An example of how regulation on an international UN level can succeed is the fact that the World Intellectual Property Organisation (WIPO) is now the established worldwide body for settling disputes over cybersquatting (where someone obtains a web address for a registered company or trademark, with which they have no connection, as was the case in 1997 when www.bankofireland.com was registered by a pub-owner in San Francisco).
Over 5,000 such cases have now been settled by WIPO.
Eventual resolution through a long-term process of international consultation will do little to bridge the Digital Divide, because in the intervening years the Internet usage gap between the first and third worlds will continue to widen.
Broadband and mobile access will deliver Internet ubiquity and allow previously undreamt-of speeds of access in the developed world, while many developing countries will struggle with the technical and commercial challenges of providing any significant growth in access and usage.
A third way of bridging this gap, neither UN-based nor through the hope that commercial activity will eventually trickle down to the poorest countries, would be through countries such as Ireland taking a proactive stance in sharing our technical, regulatory and commercial experience.
Ireland recently submitted a bid to manage the .eu Top Level Domain on behalf of the EU. The bid was unsuccessful, but did highlight the technical and commercial challenges in undertaking such a venture on a regional basis and demonstrated the positive economic benefit of job-creation and knowledge which accrue to the country providing such services.
Leveraging the knowledge gained from this experience and from the depth of expertise within the Irish technology sector, Ireland is ideally positioned to offer this technical ability as foreign aid to developing countries. Just as we have provided educational and agricultural assistance for many years, now is the time to offer the benefits of our high-technology learnings to the developing world.
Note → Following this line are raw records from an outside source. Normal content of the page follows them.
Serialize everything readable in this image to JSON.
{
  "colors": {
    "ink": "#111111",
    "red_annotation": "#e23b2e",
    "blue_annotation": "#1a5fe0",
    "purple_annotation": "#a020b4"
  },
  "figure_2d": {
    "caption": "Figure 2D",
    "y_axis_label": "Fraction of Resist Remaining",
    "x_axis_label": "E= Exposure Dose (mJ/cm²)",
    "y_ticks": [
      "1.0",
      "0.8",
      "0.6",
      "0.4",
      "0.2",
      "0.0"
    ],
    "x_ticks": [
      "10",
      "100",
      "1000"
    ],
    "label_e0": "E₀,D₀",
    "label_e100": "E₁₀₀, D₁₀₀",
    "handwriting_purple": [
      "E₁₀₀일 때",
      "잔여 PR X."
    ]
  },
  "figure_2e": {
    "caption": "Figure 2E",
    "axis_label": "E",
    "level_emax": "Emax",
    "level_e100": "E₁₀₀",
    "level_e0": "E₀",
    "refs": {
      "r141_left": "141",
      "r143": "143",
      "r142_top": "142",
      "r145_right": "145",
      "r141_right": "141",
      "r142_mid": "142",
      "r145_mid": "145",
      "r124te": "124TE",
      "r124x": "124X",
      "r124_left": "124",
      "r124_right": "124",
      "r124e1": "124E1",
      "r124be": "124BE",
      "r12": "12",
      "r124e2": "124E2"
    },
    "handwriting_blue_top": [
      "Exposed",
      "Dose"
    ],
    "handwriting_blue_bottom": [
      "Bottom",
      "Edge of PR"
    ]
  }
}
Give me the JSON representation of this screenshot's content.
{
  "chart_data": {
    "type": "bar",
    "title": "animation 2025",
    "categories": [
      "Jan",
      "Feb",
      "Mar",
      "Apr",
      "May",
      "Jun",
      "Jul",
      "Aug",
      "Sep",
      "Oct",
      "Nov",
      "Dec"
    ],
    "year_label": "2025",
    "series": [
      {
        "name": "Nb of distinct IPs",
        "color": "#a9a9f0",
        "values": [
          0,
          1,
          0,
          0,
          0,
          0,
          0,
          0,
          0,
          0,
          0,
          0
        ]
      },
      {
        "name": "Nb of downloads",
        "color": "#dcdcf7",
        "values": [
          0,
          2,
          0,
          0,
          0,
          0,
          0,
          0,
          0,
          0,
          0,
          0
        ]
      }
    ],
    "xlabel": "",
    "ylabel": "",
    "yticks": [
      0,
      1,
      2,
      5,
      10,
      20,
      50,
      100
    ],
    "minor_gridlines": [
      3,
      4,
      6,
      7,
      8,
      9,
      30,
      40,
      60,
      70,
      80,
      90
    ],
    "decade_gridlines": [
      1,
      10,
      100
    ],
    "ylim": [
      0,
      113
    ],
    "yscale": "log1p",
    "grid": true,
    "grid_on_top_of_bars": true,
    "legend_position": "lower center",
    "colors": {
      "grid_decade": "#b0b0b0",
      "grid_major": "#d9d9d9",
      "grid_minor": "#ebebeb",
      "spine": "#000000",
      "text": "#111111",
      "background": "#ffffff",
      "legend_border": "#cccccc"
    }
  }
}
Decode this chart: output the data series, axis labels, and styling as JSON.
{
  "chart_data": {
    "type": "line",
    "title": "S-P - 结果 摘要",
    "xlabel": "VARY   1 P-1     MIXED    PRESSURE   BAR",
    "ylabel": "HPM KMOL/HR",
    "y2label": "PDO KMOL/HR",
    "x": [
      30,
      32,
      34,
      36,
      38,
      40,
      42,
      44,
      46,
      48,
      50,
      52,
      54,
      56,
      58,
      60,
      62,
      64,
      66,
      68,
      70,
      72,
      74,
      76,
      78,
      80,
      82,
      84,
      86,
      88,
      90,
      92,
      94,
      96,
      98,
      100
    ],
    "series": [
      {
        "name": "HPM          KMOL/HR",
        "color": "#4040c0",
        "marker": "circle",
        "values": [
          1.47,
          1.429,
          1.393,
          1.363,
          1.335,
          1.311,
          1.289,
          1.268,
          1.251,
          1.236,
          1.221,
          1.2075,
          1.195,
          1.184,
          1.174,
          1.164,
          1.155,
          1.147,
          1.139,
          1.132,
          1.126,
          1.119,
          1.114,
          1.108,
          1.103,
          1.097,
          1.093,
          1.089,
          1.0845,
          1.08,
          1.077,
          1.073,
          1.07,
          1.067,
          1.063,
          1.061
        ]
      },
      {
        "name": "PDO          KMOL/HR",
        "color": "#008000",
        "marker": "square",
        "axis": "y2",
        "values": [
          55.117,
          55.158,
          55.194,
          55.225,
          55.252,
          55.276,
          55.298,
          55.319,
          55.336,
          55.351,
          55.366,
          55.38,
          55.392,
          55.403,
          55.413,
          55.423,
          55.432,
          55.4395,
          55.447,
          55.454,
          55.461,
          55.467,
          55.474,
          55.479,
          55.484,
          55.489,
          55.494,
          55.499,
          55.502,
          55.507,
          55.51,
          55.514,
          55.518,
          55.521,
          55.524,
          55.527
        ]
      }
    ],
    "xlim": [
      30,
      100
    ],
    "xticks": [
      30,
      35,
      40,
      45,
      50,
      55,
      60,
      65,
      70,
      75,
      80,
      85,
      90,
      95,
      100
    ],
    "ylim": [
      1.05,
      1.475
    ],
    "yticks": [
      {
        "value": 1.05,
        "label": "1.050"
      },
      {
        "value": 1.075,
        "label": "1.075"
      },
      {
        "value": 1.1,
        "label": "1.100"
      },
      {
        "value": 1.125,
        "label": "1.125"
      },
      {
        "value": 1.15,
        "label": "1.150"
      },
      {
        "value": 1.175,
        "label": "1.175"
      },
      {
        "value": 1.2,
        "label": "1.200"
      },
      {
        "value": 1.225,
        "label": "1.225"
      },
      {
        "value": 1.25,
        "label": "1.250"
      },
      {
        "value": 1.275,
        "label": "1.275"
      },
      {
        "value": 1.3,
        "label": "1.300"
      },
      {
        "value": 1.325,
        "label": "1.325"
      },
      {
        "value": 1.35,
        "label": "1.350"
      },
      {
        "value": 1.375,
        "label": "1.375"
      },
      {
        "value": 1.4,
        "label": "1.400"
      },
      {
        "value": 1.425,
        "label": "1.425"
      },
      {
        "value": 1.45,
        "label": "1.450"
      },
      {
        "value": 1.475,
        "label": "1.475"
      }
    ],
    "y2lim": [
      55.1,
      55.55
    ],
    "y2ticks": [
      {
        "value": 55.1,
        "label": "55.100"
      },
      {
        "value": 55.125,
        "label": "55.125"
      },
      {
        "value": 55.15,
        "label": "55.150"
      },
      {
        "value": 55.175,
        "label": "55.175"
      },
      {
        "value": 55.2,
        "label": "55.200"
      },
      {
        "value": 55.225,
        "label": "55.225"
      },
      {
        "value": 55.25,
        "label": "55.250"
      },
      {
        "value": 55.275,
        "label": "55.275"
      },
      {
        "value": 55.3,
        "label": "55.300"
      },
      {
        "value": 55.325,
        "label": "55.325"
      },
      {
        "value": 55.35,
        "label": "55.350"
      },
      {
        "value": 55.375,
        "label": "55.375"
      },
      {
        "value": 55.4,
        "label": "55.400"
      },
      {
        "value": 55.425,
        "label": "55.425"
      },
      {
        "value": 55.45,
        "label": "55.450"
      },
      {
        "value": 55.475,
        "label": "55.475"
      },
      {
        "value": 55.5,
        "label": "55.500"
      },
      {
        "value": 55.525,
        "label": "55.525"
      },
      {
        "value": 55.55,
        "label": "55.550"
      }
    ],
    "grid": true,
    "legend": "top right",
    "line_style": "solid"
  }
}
A further challenge, however, would be to develop the legal and commercial operations of Internet governance in such a way as to be acceptable to more traditional and controlled environments.
Our mindsets would have to move to being closer to Burundi or Bangladesh, as opposed to Boston or Berlin. By transferring knowledge to developing countries' engineers and assisting them with the legal and commercial challenges of the Internet, Ireland could aid these countries to build confidence and develop the assets necessary to take advantage of the great benefits that can accrue from more widespread, globally-fair use of the internet.